Des hurlement déchirants percent la nuitée. Le 28 ventôse terminal, à 2 h 30 du cerbère, les locataires d’un naturel débonnaire délimité voisin du Grand Rond à Toulouse sont réveillés en rebondissement. Lola*, mineure en sortie, tient face à icelui qu’elle-même pensait créature son bref ami. “Tu vas faire des clients”, lui ordonne-t-il imperturbablement. Elle refuse ; une choc meurt. De toutes ses forces, le “lover boy” lui assène un lésion agressif au thorax.

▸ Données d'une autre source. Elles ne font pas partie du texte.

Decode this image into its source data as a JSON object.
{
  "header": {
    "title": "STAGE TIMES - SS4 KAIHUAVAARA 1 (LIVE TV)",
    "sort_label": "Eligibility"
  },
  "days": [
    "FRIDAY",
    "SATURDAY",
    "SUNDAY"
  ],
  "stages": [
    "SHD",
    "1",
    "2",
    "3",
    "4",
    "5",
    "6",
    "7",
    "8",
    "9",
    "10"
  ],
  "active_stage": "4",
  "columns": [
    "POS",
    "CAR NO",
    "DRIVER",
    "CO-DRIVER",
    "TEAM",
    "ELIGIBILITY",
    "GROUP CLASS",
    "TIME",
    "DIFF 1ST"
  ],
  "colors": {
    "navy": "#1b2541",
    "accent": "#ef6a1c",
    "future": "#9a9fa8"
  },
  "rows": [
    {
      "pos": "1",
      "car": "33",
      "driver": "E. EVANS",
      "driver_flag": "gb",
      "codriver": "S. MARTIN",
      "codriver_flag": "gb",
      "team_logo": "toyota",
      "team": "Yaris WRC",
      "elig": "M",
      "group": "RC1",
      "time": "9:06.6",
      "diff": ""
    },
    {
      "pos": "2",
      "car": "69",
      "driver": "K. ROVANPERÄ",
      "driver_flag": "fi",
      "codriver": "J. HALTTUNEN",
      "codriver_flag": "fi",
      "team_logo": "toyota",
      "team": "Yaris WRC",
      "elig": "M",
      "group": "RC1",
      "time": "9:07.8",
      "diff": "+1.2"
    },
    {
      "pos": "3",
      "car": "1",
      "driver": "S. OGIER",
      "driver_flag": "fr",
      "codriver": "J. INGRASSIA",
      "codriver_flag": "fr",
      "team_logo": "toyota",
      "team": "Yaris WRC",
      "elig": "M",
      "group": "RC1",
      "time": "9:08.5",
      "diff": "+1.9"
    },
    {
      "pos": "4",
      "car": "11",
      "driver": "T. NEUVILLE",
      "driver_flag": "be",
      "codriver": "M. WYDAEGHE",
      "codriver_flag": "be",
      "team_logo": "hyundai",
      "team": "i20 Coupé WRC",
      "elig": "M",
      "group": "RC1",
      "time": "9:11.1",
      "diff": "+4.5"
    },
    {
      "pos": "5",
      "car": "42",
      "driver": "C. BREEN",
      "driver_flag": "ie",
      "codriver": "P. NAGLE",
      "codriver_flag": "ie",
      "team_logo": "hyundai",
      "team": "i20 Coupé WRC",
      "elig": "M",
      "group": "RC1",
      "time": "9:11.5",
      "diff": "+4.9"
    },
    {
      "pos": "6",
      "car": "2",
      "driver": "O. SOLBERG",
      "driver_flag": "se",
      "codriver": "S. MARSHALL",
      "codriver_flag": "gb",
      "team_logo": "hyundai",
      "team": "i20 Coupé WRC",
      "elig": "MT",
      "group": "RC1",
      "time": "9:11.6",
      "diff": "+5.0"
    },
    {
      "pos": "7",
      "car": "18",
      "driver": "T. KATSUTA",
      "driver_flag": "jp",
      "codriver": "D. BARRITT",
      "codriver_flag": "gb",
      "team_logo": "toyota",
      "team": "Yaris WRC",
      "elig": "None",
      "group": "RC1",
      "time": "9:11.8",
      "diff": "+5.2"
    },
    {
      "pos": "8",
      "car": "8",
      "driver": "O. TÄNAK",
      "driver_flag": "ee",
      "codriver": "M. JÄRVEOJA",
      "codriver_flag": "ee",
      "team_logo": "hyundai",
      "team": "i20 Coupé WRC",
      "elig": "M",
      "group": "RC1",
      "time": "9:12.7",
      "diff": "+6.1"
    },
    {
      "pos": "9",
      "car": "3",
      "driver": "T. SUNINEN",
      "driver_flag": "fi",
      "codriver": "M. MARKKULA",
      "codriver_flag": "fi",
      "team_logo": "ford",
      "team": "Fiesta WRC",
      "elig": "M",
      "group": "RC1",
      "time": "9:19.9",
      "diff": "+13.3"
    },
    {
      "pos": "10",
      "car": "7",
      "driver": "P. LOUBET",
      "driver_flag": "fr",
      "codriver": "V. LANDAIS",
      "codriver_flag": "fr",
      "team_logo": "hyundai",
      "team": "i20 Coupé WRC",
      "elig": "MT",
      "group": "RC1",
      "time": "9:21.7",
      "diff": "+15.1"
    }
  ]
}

Une attenante vole lors haro de la cadet soeur.
Cette géante du coutumier s’trajet Mathilde, elle-même a 19 ans et casé dessus : “Je prenais l’escalier, j’ai entendu des cris dans l’appartement, j’ai sonné, mais ça n’a pas répondu”, témoigne-t-elle. Dans un vivacité de chaleur et de sororité, elle-même dans par la issue déverrouillée, prend Lola par le transmission et la met à l’aileron pendant elle-même : “J’avais des amis à la maison, on s’est occupé d’elle et on a composé le 17. La police nous a expliqué qu’il s’agissait d’une affaire de prostitution et non seulement de violences.” Profitant de la réunion, l’écolier mquerelle a supposé la ruse antérieurement l’appontage des forces de l’cadence.
De la toxique au traite : la manoeuvre des “lover boys”
Le cas de Lola, mineure classée par l’Aide sociale à l’fondement, n’est pas étanche. Le Dr Aziz Essadek, déité de conférences à l’lycée de Lorraine, estimait en 2022 à 15 000 le public de mineurs victimes de proxénétisme au corsage de l’ASE. Un exact correction accommodant. Tels des prédateurs, les proxénètes rôdent depuis beaucoup tout autour des foyers d’abri revers porter au “tapin” ces adolescentes en galvaudage de repères.
Le progrès est rodé : coquetterie, tâche d’une vie confortable, plus chavirage inférieurement influence via la nectar de stupéfiants. “Ce ne sont pas toujours des réseaux structurés type Europe de l’Est ou Amérique du Sud”, explique un examinateur, fin compétent de ces dossiers. “Il s’agit souvent de petits proxénètes des cités, des ‘loosers’ du trafic de stups qui se diversifient. Tenir une jeune fille de 14 ou 15 ans dans une location est plus simple et moins risqué que de gérer un point de deal.” Ces descendants gangs calquent néanmoins l’règle du fraude de stupéfiants : “l’un surveille, un autre compte le pognon, un autre s’occupe de l’intendance : ramener à manger et de quoi fumer”. “C’est terrible à dire, mais s’ils ne sont pas violents et que les filles perçoivent un peu d’argent, les proxénètes rencontrent peu de résistance”, confie le agent spécialisé. Le privilège ressource d’une roulure de rue peut arriver jusqu’à 4 000 euros mensuels. Dans ces occasion, l’aiche du capture achève de berner les mineures de l’ASE, qui se préfèrent hypersexualisées sur des sites de délice, que promises à des emplois précaires.
Une intrusion qui s’intensifie à Toulouse
À Toulouse, ce correction a apprêté un degré paroxysmique. En brumaire terminal, le espion nuitamment du CDEF, un torréfacteur revers mineurs, a été attaqué à la coupe-coupe en désirable de réfugier un duo de jeunes femmes ; les agresseurs lui ont coupé les doigts. “Ce phénomène est parfaitement identifié et observé”, explique Sébastien Vincini, le administrateur du région et responsable de échappé de la haubert de l’fondement. Il a coïncidence entériner originellement du mensualité un balance départemental de rencontre moyennant l’vente sexuelle des mineurs. “Je ne serai pas un président qui ferme les yeux sur un tel problème. Ce plan vise à mieux prévenir, mieux identifier, mieux accompagner et, finalement, mieux lutter contre l’exploitation sexuelle des mineurs.”